The Reverse Scheimpflug
PHOTO: SATORU MURATO
Murato threw most of a Boston street scene out of focus by tilting his 80mm f/2.8 Hartblei Super-Rotator lens up rather than down. Shot with a Canon EOS 5D, 1/250 sec at f/2.8, ISO 200.
This one isn’t actually an official term for this look, but it fits. Here, you deliberately tilt the lens in the opposite direction to that which will give you extended depth, and thus severely limit the focus to one small area of your image. Popular uses include portraiture, for those images with just part of one eye in focus, or the miniature effect, where the limited focus can make street scenes look like a toy city.
How it works: By tilting or swinging the lens opposite to the plane of the subject, focus gets confined to the narrow pivot point on the plane of focus. Again, this is technically not a limitation of the depth of field, because the blurry parts of the image have been thrown out of focus, not just out of the depth of field.
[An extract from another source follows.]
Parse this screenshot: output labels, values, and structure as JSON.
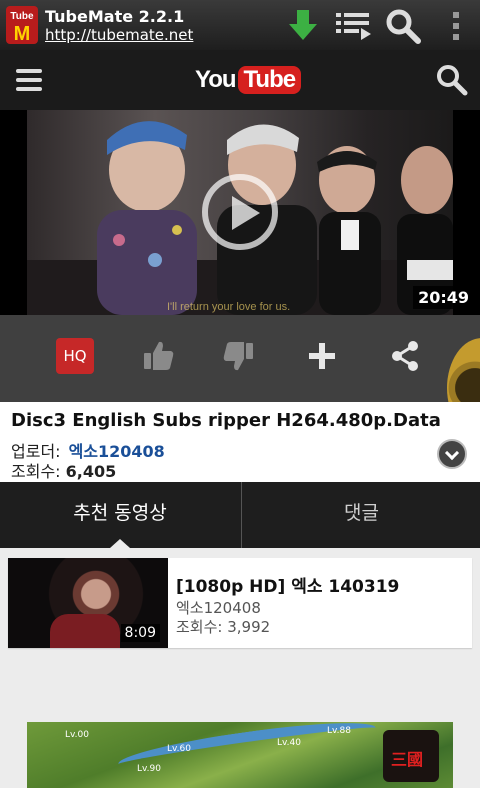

How to do it: As with the Scheimpflug Effect, educated trial and error. Start by focusing with the lens straight, centered on the one feature you want to keep focused—a portrait subject’s near eye, for example. Then tilt or swing the lens in a direction counter to the subject plane—here, the plane of the subject’s face. For toy-miniature landscapes, it helps to shoot from a high vantage point, so that you look down at the view. Larger apertures more severely limit the area of focus, so check with depth-of-field preview, as well.